Sterling Simulation consulting company was chosen to provide an agent-based marketing model for a pharmaceutical firm. The company owned two competing non-generic drugs on the same market. One drug was well established and tended to be the industry leader, and the other one was recently introduced.
There were several concerns about how to obtain a useful market share for the newer drug, while maintaining or increasing the market share for the company’s drugs as a whole. The company used different forms of promotion, including direct-to-consumer (DTC) marketing strategy, which usually concludes in advertising through TV, pint, and other mass and social media. The model was supposed to answer the question, “When should the company stop DTC marketing for the newer drug to maximize total prescription sales?” on DTC marketing investment. The provided answer, if followed, could save the pharmaceutical company tens of millions of dollars.
Traditionally, marketing analytics have decided on different spend scenarios by using a marketing-mix model to determine the impact of marketing spends. However, this approach does not provide articulated understanding of why the spend changes impact the results. Marketing-mix models can give you weights, but they cannot tell you why these weights exist. The company wanted a model that would be at least as good as a marketing-mix model, which meant the contractors had to find the percentage point of the market shares over time.
To obtain a better understanding of the mechanics behind marketing-mix models (for example, why does DTC marketing give diminishing returns v. sales rep visits?), one alternative is to use agent-based modeling (ABM). It provides the secondary benefit of removing assumptions from the model, which allows for a more complete understanding.
One thing to note about ABM approaches in general, and this model in particular, is that the data requirements are different from those in marketing-mix models and, in general, higher. In this case, the pharmaceutical company had the data and was able to take full advantage of the ABM approach. Agent-based models tend to be more open for assumptions and provide the insights, which are more profitable than plain answers.
Once the approach of ABM was selected, AnyLogic was chosen as the software platform for model building. These were a few of the reasons:
- The company was familiar with the software and its capabilities.
- AnyLogic allows for the greatest flexibility in modeling frameworks.
- AnyLogic has the best visualization possibilities for modeling.
The model framework differed substantially from traditional marketing-mix models. Specifically, the model considered the entire patient/doctor interaction in order to determine the impact of market spends. Additionally, the impacts of the new drug’s introduction to the market was integrated to obtain correct market share information.
The model consists of the following elements:
- sales representatives;
The latter two elements were not described in the case because they had little behavior in the model.
The patients in the model were all diagnosed with the specific illness that the drug market handles. The disease involved was not life threatening, so this drug category is elective. The behavior of the patient included:
- Meeting with their physician every three months.
- Determining whether they desired a specific drug (the result showed primary DTC market impact).
- Awareness of different drugs based on advertising and the ability to request it from doctors.
- Whether they filled their prescription (depended primarily on drug’s price).
- Whether they stayed on a drug (on average, the first month and second/third month loss was calculated to be around 40% and 20% or less, respectively).
The doctors in the model had different specializations related to the illness, and had differing numbers of patients, depending on specialization. The behavior of the doctor included:
- Handling patient appointments.
- Determining what drug to prescribe to a patient (theoretical preference was based on clinical drug performance, practical preference was based on patient reaction on drugs).
- Whether to provide samples or a script to new patients.
- Interacting with sales reps.
You will find the preassigned model of a patient’s behavior during and after an appointment, as well as the description of a patient’s lifecycle below.
Sales representatives were assigned to a pool of doctors.
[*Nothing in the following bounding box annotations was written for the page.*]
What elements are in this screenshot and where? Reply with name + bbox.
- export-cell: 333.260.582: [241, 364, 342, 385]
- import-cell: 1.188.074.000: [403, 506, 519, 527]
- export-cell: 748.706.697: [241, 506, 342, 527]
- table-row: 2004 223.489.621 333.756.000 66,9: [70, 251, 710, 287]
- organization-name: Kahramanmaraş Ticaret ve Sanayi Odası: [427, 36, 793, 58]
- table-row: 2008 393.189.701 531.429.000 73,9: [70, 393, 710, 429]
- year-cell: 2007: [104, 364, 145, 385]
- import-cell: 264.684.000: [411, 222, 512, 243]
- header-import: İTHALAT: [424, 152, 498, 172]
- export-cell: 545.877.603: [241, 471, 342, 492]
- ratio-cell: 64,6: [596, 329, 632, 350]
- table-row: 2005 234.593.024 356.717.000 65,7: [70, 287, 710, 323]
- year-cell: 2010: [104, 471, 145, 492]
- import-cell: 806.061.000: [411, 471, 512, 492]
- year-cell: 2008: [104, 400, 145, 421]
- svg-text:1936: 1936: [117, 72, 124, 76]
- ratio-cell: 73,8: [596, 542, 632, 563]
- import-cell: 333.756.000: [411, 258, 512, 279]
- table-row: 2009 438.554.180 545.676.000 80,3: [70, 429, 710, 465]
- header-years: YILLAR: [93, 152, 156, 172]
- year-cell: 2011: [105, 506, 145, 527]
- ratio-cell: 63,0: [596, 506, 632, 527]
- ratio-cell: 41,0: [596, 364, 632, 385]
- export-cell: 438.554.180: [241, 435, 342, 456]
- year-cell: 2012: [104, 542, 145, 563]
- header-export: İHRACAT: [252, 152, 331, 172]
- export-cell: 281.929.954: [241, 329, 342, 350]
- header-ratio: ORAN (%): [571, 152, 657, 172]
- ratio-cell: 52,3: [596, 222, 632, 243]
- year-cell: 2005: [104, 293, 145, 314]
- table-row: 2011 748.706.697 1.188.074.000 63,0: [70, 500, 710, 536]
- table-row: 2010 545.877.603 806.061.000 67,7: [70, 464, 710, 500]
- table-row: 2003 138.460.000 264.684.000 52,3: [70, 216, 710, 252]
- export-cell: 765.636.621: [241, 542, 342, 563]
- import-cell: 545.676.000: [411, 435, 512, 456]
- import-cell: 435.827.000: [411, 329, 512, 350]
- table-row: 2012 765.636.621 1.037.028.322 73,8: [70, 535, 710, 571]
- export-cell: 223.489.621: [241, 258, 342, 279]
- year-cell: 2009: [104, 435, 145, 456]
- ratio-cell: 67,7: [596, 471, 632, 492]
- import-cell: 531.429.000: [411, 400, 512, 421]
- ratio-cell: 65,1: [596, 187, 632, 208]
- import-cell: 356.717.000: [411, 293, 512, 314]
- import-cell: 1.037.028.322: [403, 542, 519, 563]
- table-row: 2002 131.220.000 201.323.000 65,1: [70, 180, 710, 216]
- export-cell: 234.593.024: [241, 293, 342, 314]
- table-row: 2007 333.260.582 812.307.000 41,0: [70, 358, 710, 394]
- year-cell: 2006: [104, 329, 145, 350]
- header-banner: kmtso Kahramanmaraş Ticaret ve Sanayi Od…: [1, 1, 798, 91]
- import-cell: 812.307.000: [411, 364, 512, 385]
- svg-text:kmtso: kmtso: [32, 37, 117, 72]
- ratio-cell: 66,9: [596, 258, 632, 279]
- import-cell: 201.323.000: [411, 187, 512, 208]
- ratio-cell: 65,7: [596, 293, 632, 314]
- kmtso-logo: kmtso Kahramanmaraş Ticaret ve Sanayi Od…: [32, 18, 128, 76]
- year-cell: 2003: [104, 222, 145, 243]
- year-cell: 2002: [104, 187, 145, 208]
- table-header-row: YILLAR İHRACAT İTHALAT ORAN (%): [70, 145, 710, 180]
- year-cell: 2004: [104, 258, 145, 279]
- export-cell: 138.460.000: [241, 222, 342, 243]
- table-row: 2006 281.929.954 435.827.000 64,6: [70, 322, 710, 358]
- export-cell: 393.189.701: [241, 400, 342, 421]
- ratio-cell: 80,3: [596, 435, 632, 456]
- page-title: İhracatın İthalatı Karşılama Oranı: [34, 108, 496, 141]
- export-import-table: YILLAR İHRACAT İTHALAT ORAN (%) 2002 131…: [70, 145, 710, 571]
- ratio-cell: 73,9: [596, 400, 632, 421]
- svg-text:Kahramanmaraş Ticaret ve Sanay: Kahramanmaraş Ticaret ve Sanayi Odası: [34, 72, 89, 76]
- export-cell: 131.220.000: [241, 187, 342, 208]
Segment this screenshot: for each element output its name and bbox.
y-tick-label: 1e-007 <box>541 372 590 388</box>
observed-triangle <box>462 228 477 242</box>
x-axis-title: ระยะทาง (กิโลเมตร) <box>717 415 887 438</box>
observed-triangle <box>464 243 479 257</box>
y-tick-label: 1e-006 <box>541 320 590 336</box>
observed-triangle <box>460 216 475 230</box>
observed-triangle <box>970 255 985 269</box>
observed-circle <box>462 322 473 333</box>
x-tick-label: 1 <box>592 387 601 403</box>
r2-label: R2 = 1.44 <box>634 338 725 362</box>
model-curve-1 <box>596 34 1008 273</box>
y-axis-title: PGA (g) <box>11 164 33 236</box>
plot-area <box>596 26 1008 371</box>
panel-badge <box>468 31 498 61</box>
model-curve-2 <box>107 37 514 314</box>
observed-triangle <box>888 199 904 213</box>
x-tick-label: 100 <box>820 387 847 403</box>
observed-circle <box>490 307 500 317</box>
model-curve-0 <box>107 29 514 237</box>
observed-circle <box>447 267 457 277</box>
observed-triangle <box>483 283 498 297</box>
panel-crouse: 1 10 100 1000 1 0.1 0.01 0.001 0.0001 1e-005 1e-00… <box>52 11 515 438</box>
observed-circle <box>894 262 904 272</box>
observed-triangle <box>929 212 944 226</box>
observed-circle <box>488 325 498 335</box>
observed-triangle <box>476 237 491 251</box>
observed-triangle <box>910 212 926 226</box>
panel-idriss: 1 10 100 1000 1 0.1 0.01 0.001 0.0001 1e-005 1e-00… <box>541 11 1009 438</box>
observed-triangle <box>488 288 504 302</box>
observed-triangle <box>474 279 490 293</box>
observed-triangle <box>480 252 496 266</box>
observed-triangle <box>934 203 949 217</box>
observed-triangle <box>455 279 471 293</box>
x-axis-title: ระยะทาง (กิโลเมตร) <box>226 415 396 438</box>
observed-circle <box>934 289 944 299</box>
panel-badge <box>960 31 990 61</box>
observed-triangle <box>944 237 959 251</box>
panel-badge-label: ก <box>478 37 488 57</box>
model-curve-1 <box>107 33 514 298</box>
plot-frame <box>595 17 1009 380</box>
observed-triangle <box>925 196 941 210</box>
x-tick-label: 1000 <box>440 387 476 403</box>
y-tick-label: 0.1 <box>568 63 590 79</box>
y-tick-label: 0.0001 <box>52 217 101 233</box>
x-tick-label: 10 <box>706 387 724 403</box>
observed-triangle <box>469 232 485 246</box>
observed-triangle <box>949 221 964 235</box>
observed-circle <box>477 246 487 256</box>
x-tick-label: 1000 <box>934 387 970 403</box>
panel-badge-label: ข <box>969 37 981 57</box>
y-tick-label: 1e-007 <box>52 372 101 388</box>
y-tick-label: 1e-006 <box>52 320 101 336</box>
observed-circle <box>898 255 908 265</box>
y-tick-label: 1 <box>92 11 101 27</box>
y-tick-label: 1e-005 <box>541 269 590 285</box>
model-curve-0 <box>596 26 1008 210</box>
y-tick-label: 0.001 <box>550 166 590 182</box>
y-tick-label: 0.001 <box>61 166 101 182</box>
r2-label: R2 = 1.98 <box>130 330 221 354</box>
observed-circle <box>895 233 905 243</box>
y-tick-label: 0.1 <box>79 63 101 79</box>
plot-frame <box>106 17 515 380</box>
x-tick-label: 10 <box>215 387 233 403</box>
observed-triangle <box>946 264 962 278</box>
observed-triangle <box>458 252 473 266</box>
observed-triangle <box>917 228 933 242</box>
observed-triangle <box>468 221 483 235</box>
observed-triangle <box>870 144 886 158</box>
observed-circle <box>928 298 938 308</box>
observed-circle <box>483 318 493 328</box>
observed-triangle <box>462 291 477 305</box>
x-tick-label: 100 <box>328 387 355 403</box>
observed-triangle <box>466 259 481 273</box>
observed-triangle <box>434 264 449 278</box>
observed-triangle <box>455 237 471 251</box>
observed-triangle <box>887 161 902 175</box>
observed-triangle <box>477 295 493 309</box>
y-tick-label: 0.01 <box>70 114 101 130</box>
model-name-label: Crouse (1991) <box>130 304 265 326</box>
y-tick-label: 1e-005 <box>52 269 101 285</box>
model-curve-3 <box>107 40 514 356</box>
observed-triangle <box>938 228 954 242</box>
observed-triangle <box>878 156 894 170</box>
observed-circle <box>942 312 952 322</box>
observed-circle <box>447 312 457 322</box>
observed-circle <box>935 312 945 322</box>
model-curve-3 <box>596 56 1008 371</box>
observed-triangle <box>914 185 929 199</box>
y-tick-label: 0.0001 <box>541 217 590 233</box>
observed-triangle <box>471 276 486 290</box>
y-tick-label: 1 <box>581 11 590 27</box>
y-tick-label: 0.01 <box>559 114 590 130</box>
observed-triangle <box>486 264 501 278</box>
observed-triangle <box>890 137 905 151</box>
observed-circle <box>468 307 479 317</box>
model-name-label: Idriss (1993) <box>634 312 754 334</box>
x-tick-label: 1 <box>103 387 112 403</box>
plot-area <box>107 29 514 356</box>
They visited their doctors at a different rate, based on the patient pool of each doctor and historical information. During the visit, the representative tried to change the doctor’s attitude towards a certain drug by adding samples to the doctor’s supply.
The drugs in the model were the two company drugs, another specific non-generic drug, and generics as a group.
The model did take a while to calibrate properly. This was because the data was more than a little sparse in areas of the desired information. The model was calibrated primarily to each drug’s (or drug family’s, in the case of the generics) market share in terms of both patients and prescriptions per month. Once calibrated, the model showed that the ideal time to stop DTC marketing for the new drug would have been six months before the current date. This was established by noticing that there was no difference in the calibrated metrics over the same period. Since this was unfeasible, the given answer was to stop DTC marketing in the near future.
Another interesting insight was connected with sales rep marketing. It was clarified, that over time, the doctors’ preferences overwhelmed patients’ preferences to the drugs. That is why the money invested in sales rep visits, in contrast to DTC marketing, did not show any diminishing returns and always influenced market share. This was expected, given that the availability of samples was directly tied to the visits, and had a broad impact on the willingness of patients to try the drug.
Concerning the budget issue, it was safe to say, that should the pharmaceutical company follow the results of the model and eliminate DTC marketing, they would save at least $10M a year.